Het uitgangspunt van schematherapie is dat ieder kind dezelfde basisbehoeften heeft. Stagnatie ontstaat door beschadigende omstandigheden of onvoldoende respons vanuit de omgeving of vanuit het kind zelf. Deze stagnatie kan leiden tot persoonlijkheidsproblematiek en hardnekkig as-I problematiek bij volwassenen en adolescenten. Dit kan behandeld worden met schematherapie. Dit is een geïntegreerd, allesomvattend model, gerelateerd aan het cognitieve model. Door het gebruik van schematherapie leer je op een andere manier kijken naar in standhoudende factoren. Coping en de ontwikkeling van de cliënt spelen bij schematherapie een belangrijke rol.

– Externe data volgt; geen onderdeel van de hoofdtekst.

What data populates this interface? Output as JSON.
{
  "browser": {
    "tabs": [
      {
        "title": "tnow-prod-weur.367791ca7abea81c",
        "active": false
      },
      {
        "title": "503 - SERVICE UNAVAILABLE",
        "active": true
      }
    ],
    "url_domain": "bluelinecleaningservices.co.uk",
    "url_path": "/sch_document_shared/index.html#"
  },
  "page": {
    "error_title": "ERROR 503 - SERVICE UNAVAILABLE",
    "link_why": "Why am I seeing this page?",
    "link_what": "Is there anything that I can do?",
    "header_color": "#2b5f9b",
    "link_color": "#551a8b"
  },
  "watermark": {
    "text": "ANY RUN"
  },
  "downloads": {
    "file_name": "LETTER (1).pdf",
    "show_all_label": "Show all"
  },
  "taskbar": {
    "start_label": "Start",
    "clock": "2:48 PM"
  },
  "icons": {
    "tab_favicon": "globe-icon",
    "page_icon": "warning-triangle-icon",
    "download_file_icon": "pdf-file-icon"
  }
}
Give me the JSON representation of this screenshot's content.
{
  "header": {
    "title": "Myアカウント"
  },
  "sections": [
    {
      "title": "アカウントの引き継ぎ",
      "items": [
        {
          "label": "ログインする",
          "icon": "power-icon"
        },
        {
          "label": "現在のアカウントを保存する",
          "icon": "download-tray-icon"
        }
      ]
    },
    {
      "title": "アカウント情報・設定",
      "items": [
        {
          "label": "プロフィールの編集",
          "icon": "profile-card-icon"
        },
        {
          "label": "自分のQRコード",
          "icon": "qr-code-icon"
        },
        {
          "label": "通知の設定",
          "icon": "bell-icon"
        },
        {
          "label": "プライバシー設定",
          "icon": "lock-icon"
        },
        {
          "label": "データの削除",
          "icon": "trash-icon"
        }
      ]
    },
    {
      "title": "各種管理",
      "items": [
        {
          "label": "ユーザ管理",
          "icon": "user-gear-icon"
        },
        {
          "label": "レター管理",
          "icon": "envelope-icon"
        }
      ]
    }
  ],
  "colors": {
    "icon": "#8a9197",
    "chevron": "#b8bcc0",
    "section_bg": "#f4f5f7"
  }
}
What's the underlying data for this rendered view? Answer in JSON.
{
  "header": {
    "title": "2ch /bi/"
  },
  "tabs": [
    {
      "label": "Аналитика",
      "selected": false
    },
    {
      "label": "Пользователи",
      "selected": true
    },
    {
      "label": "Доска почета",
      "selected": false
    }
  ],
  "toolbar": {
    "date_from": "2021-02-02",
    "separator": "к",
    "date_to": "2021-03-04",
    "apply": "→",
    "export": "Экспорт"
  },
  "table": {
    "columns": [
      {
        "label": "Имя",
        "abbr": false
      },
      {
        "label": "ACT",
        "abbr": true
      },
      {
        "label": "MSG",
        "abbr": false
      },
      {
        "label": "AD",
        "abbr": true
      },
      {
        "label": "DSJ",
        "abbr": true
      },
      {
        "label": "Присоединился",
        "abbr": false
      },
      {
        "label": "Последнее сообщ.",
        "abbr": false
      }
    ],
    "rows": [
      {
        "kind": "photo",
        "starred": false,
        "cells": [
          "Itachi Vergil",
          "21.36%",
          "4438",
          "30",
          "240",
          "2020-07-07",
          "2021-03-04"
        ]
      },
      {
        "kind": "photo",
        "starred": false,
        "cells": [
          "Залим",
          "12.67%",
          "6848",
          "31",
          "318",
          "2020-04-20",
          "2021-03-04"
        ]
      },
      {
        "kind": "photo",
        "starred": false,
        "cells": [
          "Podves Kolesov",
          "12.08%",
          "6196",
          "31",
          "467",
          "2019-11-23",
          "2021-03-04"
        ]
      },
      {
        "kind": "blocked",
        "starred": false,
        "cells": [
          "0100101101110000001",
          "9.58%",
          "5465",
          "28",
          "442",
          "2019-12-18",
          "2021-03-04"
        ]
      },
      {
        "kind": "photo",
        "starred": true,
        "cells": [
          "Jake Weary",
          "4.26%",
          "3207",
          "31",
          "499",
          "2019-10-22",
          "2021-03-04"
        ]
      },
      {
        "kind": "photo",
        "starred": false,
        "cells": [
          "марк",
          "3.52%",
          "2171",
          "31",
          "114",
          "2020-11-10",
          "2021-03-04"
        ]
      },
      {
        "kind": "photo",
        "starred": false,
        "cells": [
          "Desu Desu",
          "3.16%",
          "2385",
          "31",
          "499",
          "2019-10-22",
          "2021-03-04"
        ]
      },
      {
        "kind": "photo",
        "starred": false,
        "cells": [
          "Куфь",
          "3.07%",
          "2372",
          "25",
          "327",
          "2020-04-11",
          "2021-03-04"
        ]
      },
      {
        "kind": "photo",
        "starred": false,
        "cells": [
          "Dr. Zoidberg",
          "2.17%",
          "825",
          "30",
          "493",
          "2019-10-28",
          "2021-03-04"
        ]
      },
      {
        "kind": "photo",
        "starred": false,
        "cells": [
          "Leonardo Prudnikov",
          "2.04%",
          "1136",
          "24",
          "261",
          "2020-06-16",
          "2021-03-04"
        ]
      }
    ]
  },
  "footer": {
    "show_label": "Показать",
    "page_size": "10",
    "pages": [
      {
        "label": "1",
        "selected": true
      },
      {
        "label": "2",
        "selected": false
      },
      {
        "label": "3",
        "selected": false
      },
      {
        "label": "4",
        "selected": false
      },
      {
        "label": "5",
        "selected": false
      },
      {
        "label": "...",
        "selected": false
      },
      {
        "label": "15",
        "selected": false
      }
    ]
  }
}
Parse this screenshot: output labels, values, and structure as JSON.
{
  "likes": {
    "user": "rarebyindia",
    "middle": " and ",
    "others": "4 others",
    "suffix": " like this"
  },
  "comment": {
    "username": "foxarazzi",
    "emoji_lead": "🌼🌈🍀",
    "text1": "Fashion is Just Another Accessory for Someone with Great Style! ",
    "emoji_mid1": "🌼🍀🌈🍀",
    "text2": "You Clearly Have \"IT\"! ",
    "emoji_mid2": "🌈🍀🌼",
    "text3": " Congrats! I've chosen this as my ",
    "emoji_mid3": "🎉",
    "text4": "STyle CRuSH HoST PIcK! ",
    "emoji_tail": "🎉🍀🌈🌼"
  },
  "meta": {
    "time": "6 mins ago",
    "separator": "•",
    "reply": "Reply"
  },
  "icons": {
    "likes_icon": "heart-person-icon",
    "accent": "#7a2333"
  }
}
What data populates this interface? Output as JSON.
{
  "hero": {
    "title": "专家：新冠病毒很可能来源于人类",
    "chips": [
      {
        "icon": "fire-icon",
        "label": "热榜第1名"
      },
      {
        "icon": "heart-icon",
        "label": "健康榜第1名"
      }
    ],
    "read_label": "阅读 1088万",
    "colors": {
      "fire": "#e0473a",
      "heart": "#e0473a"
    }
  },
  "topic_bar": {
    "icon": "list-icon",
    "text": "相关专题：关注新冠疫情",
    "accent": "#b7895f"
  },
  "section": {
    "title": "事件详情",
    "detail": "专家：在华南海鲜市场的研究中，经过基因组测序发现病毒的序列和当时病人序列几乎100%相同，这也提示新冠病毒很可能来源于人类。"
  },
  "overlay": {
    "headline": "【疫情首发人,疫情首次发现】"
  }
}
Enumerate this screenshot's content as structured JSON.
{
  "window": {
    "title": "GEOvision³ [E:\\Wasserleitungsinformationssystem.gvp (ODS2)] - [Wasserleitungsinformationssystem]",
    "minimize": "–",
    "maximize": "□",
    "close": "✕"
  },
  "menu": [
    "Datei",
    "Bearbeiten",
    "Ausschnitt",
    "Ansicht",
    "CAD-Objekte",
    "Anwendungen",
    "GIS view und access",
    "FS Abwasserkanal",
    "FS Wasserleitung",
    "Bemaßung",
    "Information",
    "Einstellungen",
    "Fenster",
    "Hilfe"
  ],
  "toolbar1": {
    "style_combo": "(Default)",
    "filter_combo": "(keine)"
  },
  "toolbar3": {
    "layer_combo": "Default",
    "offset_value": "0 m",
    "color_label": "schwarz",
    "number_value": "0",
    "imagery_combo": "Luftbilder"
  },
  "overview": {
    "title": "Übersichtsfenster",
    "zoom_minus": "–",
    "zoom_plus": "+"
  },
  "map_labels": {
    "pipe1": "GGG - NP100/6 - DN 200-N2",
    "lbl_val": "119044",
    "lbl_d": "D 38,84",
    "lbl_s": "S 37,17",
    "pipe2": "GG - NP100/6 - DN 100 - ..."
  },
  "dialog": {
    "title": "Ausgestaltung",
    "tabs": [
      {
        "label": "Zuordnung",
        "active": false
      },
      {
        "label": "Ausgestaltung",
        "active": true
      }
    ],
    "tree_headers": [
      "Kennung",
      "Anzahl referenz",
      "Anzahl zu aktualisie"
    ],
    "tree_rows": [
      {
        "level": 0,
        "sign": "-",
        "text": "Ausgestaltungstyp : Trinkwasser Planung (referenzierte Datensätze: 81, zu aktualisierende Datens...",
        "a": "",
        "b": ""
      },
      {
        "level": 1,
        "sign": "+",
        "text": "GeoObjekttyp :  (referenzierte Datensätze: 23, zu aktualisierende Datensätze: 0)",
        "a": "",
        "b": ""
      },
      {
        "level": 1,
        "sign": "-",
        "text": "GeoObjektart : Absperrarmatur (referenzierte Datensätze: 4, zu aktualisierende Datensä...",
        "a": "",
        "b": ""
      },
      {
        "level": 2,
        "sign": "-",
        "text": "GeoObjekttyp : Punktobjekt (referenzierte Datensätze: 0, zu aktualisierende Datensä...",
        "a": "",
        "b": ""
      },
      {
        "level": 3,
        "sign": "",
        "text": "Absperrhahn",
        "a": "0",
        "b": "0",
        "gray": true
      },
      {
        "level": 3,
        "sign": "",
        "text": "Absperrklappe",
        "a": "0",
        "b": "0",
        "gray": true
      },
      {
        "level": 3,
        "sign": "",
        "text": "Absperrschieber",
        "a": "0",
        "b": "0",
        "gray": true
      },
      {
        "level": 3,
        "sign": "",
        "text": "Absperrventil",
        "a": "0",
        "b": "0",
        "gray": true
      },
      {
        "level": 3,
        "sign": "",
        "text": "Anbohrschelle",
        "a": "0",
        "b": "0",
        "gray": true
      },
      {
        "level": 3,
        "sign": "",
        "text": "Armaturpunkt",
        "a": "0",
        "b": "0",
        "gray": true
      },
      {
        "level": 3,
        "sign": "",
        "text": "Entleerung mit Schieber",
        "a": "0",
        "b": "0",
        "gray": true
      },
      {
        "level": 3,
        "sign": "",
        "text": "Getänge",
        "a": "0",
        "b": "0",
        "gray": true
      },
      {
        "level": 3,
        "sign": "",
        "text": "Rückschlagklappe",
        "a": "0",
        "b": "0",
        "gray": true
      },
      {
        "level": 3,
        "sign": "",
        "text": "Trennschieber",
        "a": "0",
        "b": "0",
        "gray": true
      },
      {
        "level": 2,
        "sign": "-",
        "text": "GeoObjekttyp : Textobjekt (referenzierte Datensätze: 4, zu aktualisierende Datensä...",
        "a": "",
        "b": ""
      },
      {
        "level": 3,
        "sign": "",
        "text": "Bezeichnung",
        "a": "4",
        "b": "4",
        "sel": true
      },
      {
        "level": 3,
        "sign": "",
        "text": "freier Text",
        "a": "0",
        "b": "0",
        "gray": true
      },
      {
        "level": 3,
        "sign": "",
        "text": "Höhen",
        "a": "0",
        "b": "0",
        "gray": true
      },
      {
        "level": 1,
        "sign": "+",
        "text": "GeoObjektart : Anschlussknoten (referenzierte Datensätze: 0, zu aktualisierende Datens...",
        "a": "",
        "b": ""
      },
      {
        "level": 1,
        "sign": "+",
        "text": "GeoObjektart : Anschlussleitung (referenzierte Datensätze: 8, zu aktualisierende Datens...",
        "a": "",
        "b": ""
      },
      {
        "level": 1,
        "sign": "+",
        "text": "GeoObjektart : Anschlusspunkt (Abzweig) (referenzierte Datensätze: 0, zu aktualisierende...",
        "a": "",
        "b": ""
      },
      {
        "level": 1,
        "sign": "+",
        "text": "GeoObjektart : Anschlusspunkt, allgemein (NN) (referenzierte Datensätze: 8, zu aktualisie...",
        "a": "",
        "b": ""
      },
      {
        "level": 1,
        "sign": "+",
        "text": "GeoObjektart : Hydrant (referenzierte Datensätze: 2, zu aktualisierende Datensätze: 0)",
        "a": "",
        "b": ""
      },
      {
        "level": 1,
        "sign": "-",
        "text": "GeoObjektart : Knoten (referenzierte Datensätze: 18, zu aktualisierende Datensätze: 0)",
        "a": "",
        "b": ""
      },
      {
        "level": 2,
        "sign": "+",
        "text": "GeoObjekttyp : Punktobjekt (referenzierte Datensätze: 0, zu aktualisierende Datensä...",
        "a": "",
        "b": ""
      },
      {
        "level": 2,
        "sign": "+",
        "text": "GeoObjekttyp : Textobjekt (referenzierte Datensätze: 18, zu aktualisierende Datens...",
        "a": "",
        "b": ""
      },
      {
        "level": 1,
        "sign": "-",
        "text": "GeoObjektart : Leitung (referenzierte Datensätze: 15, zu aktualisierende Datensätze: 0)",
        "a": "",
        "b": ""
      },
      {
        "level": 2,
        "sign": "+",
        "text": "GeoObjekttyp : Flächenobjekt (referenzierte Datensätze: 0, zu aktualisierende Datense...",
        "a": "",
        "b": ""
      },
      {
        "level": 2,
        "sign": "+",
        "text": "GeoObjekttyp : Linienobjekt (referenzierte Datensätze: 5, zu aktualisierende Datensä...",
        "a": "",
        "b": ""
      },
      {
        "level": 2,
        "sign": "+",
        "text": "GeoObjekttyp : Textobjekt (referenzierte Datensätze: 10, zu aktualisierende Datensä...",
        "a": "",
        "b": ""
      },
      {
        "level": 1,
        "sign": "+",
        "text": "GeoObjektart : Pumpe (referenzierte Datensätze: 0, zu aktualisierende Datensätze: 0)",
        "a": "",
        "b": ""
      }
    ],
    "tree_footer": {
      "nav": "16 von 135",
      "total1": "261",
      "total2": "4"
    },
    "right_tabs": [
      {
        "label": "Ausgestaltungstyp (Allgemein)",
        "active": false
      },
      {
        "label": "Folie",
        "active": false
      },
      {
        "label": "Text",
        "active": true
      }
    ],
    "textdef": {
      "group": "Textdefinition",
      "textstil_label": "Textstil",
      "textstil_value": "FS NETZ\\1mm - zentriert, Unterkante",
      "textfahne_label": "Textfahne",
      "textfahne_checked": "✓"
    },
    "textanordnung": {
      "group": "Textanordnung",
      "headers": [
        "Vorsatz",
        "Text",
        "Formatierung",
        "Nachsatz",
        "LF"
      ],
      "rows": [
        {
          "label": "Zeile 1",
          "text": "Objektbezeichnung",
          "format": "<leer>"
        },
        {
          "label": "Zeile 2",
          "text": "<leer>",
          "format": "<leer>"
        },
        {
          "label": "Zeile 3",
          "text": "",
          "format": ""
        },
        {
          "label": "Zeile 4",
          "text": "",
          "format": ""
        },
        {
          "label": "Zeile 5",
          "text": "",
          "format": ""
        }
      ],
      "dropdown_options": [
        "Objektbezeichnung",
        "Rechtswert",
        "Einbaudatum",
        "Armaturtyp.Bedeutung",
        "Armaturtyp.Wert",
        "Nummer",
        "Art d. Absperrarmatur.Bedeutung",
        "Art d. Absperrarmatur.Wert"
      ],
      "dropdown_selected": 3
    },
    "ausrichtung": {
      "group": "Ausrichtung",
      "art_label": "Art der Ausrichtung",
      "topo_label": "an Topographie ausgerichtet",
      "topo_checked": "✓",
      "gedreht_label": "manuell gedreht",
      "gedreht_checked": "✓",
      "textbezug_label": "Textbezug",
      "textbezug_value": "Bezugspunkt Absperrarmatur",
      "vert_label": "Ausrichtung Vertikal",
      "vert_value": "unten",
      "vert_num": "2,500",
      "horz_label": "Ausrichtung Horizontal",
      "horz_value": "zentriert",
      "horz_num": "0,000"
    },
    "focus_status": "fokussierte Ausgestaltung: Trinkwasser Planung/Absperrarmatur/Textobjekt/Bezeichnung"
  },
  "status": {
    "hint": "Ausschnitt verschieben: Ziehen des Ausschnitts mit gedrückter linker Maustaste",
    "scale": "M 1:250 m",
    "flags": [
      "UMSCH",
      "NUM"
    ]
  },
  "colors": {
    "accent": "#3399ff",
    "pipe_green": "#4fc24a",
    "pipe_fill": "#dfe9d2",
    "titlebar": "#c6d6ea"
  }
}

Na afloop van deze cursus:
- Kun je een schemacasusconceptualisatie, een modusmodel en een behandelplan opstellen.
- Ben je in staat de werkrelatie met een cliënt met persoonlijkheidsproblematiek te hanteren volgens de principes van ‘limited reparenting’ en ‘limit setting’.
- Kun je vanuit het modusmodel interventies toepassen bij destructieve gedragingen/ ongezonde gewoontes, zoals bijvoorbeeld auto-mutilatie of impulscontroleproblemen.
- Heb je geoefend met de verschillende behandeltechnieken, zoals cognitieve technieken, experiëntiële technieken en gedragsexperimenten individueel en in de groep.
- Heb je zicht op je eigen schema’s en coping en heb je een idee gevormd over wat het effect hiervan kan zijn in de samenwerking met een cliënt met persoonlijkheidsproblematiek.
- Heb je een idee hoe schematherapie binnen diverse settingen - ambulant en (dag-)klinisch) - toegepast kan worden.